Chunk Loop - Chunks of varying size

CMackey · November 26, 2024, 9:54am

Hi,

I’m trying to process a group of excel files to produce a single table containing all the relevant data. My issue is that the input files are not always the same number of rows long.

How do I set up a loop to deal with varying sizes of input? What I’d ideally want is some way of taking the output from the Excel Reader (the combined sheets), searching for a specific row, and splitting them according to that.

takbb · November 26, 2024, 11:39am

Hi @CMackey, what defines the “varying sizes of input”? A chunk loop is designed to pass you every n rows regardless of what they contain.

If you want varying sizes of chunks according to some other criteria, that sounds more like you want to use the Group Loop, based on one or more grouping columns.

If that’s not it, please can you provide an example of what you are trying to do.

Alternatively is a loop even what you are requiring? If you want to split a table according to a specific criteria, there is possibly the Table Splitter node (assuming KNIME 5.x) , which can split a table in two based on a value in a given column.

CMackey · November 26, 2024, 1:11pm

Hi @takbb - thanks for your response.

So I have a collection of Excel files that can vary from 12 rows long to 18, with the average being 16. These are formatted for visual appearance, as they’re usually intended to be Certificates of Authentication.

What I’m trying to do is extract the relevant data from each, in turn, and present it as a single table - this is just so at the end of a project we don’t have to search through every file to find the right data points.

My current script works using a Chunk Loop and assumes every form will be 16 rows long, but I know it’ll fail if a different size appears.

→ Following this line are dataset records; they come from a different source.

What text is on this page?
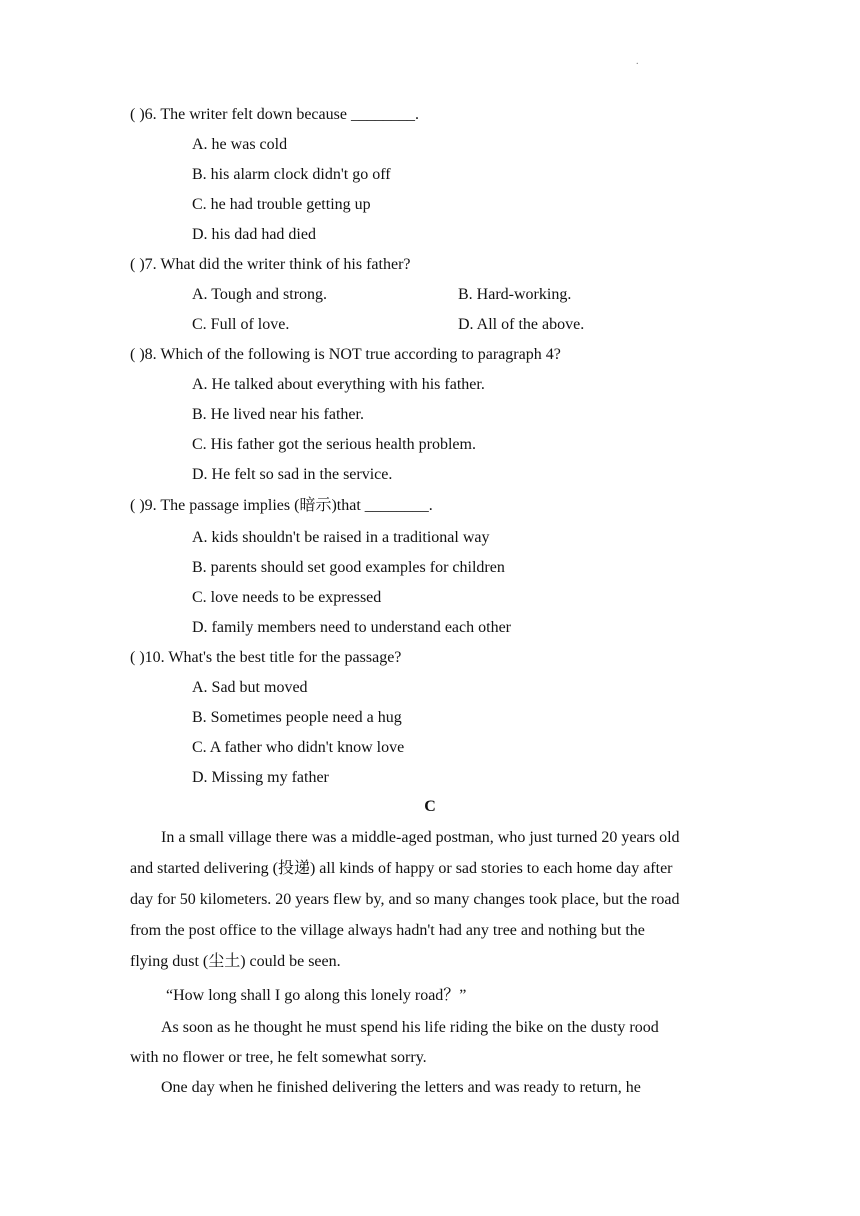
.
( )6. The writer felt down because ________.
A. he was cold
B. his alarm clock didn't go off
C. he had trouble getting up
D. his dad had died
( )7. What did the writer think of his father?
A. Tough and strong.	B. Hard-working.
C. Full of love.	D. All of the above.
( )8. Which of the following is NOT true according to paragraph 4?
A. He talked about everything with his father.
B. He lived near his father.
C. His father got the serious health problem.
D. He felt so sad in the service.
( )9. The passage implies (暗示)that ________.
A. kids shouldn't be raised in a traditional way
B. parents should set good examples for children
C. love needs to be expressed
D. family members need to understand each other
( )10. What's the best title for the passage?
A. Sad but moved
B. Sometimes people need a hug
C. A father who didn't know love
D. Missing my father
C
In a small village there was a middle-aged postman, who just turned 20 years old
and started delivering (投递) all kinds of happy or sad stories to each home day after
day for 50 kilometers. 20 years flew by, and so many changes took place, but the road
from the post office to the village always hadn't had any tree and nothing but the
flying dust (尘土) could be seen.
“How long shall I go along this lonely road？”
As soon as he thought he must spend his life riding the bike on the dusty rood
with no flower or tree, he felt somewhat sorry.
One day when he finished delivering the letters and was ready to return, he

That’s what I’m trying to account for. Perhaps the Group Loop will help, as you suggest, though I don’t understand how to configure it.

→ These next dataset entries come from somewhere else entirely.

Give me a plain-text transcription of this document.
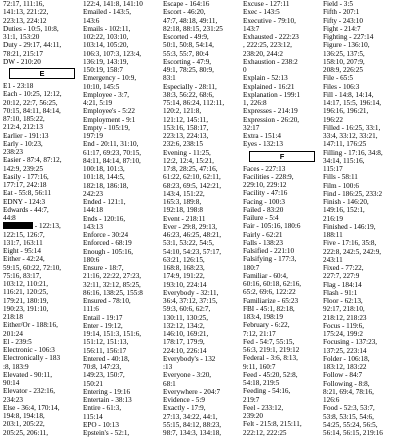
72:17, 111:16,
141:13, 221:22,
223:13, 224:12
Duties - 10:5, 10:8,
31:1, 153:20
Duty - 29:17, 44:11,
78:21, 215:17
DW - 210:20
E
E1 - 23:18
Each - 10:25, 12:12,
20:12, 22:7, 56:25,
70:15, 84:11, 84:14,
87:10, 185:22,
212:4, 212:13
Earlier - 191:13
Early - 10:23,
238:23
Easier - 87:4, 87:12,
142:9, 239:25
Easily - 177:16,
177:17, 242:18
Eat - 55:8, 56:11
EDNY - 124:3
Edwards - 44:7,
44:8
- 122:13,
122:15, 126:7,
131:7, 163:11
Eight - 95:14
Either - 42:24,
59:15, 60:22, 72:10,
75:16, 83:17,
103:12, 110:21,
116:21, 120:25,
179:21, 180:19,
190:23, 191:10,
218:18
Either/Or - 188:16,
201:24
El - 239:5
Electronic - 106:3
Electronically - 183
:8, 183:9
Elevated - 90:11,
90:14
Elevator - 232:16,
234:23
Else - 36:4, 170:14,
194:8, 194:18,
203:1, 205:22,
205:25, 206:11,
122:4, 141:8, 141:10
Emailed - 143:5,
143:6
Emails - 102:11,
102:22, 103:10,
103:14, 105:20,
106:3, 107:3, 123:4,
136:19, 143:19,
150:19, 158:7
Emergency - 10:9,
10:10, 145:5
Employee - 3:7,
4:21, 5:19
Employee's - 5:22
Employment - 9:1
Empty - 105:19,
197:19
End - 20:11, 31:10,
61:17, 69:23, 70:15,
84:11, 84:14, 87:10,
100:18, 101:3,
101:18, 144:5,
182:18, 186:18,
242:23
Ended - 121:1,
144:18
Ends - 120:16,
143:13
Enforce - 30:24
Enforced - 68:19
Enough - 105:16,
180:6
Ensure - 18:7,
21:16, 22:22, 27:23,
32:11, 32:12, 85:25,
86:16, 138:25, 155:8
Ensured - 78:10,
111:6
Entail - 19:17
Enter - 19:12,
19:14, 151:3, 151:6,
151:12, 151:13,
156:11, 156:17
Entered - 40:18,
70:8, 147:23,
149:23, 150:7,
150:21
Entering - 19:16
Entertain - 38:13
Entire - 61:3,
115:14
EPO - 10:13
Epstein's - 52:1,
Escape - 164:16
Escort - 46:20,
47:7, 48:18, 49:11,
82:18, 88:15, 231:25
Escorted - 49:9,
50:1, 50:8, 54:14,
55:3, 55:7, 80:4
Escorting - 47:9,
49:1, 78:25, 80:9,
83:1
Especially - 28:11,
38:3, 56:22, 68:6,
75:14, 86:24, 112:11,
120:2, 121:8,
121:12, 145:11,
153:16, 158:17,
223:13, 224:13,
232:6, 238:15
Evening - 11:25,
12:2, 12:4, 15:21,
17:8, 28:25, 47:16,
61:22, 62:10, 62:11,
68:23, 69:5, 142:21,
143:4, 151:22,
165:3, 189:8,
192:18, 198:8
Event - 218:11
Ever - 29:8, 29:13,
46:23, 46:25, 48:21,
53:1, 53:22, 54:5,
54:10, 54:23, 57:17,
63:21, 126:15,
168:8, 168:23,
174:9, 191:22,
193:10, 224:14
Everybody - 32:11,
36:4, 37:12, 37:15,
59:3, 60:6, 62:7,
130:11, 130:25,
132:12, 134:2,
146:10, 169:21,
178:17, 179:9,
224:10, 226:14
Everybody's - 132
:13
Everyone - 3:20,
68:1
Everywhere - 204:7
Evidence - 5:9
Exactly - 17:9,
27:13, 34:22, 44:1,
55:15, 84:12, 88:23,
98:7, 134:3, 134:18,
Excuse - 127:11
Exec - 143:5
Executive - 79:10,
143:7
Exhausted - 222:23
, 222:25, 223:12,
238:20, 244:2
Exhaustion - 238:2
0
Explain - 52:13
Explained - 16:21
Explanation - 199:1
1, 226:8
Expresses - 214:19
Expression - 26:20,
32:17
Extra - 151:4
Eyes - 132:13
F
Faces - 227:13
Facilities - 228:9,
229:10, 229:12
Facility - 47:16
Facing - 100:3
Failed - 83:20
Failure - 5:4
Fair - 105:16, 180:6
Fairly - 62:21
Falls - 138:23
Falsified - 221:10
Falsifying - 177:3,
180:7
Familiar - 60:4,
60:16, 60:18, 62:16,
65:2, 69:6, 122:22
Familiarize - 65:23
FBI - 45:1, 82:18,
183:4, 198:19
February - 6:22,
7:12, 21:17
Fed - 54:7, 55:15,
56:3, 219:1, 219:12
Federal - 3:6, 8:13,
9:11, 160:7
Feed - 45:20, 52:8,
54:18, 219:5
Feeding - 54:16,
219:7
Feel - 233:12,
239:20
Felt - 215:8, 215:11,
222:12, 222:25
Field - 3:5
Fifth - 207:1
Fifty - 243:10
Fight - 214:7
Fighting - 227:14
Figure - 136:10,
136:25, 137:5,
158:10, 207:9,
208:9, 226:25
File - 65:5
Files - 106:3
Fill - 14:8, 14:14,
14:17, 15:5, 196:14,
196:16, 196:21,
196:22
Filled - 16:25, 33:1,
33:4, 33:12, 33:21,
147:11, 176:25
Filling - 17:16, 34:8,
34:14, 115:16,
115:17
Fills - 58:11
Film - 100:6
Find - 186:25, 233:2
Finish - 146:20,
149:16, 152:1,
216:19
Finished - 146:19,
188:11
Five - 17:16, 35:8,
222:8, 242:5, 242:9,
243:11
Fixed - 77:22,
227:7, 227:9
Flag - 184:14
Flash - 91:1
Floor - 62:13,
92:17, 218:10,
218:12, 218:23
Focus - 119:6,
175:24, 199:2
Focusing - 137:23,
137:25, 223:14
Folder - 106:18,
183:12, 183:22
Follow - 84:7
Following - 8:8,
8:21, 69:4, 78:16,
126:6
Food - 52:3, 53:7,
53:8, 53:15, 54:6,
54:25, 55:24, 56:5,
56:14, 56:15, 219:16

Unfortunately I can’t show you an example of the input forms for proprietary reasons.

iCFO · November 26, 2024, 2:55pm

Group loop should do it. You just need to create a column that identifies the loop groups before hand if one doesn’t exist, then point the group loop toward it. You could use the Expression or Rule node to build one (as well as others).

As a personal general rule I tend to warn against using the Chuck loop node in data cleanup / pre-processing. It assumes a consistent rigid data structure, and often those structures change as systems are updated. I prefer using a rule based / group loop approach even when a chunk loop would suffice for the initial workflow construction. It will be more flexible to data structure changes and quicker to adapt later if issues arise. I typically only use Chunk loops to control the timing / processing load of tasks in the workflow itself.

Is the group Identification in Excel “formatting only”, or can the be identified via logic in the data itself? If it is formatting only, then upload an excel sample file with dummy data so we can take a look.

CMackey · November 26, 2024, 4:34pm

After fiddling with it a bit longer I realised I’d overlooked the “Append Path as Column” function in the Excel Reader node. With this added, I now have a consistent value that can be treated using Group Loop. Thanks for prompting me to think of it!

iCFO · November 26, 2024, 6:09pm

Good call. I use that setting every time I read from Excel as a matter of habit. You never know when it will come in handy during data prep!

system · December 3, 2024, 6:10pm

This topic was automatically closed 7 days after the last reply. New replies are no longer allowed.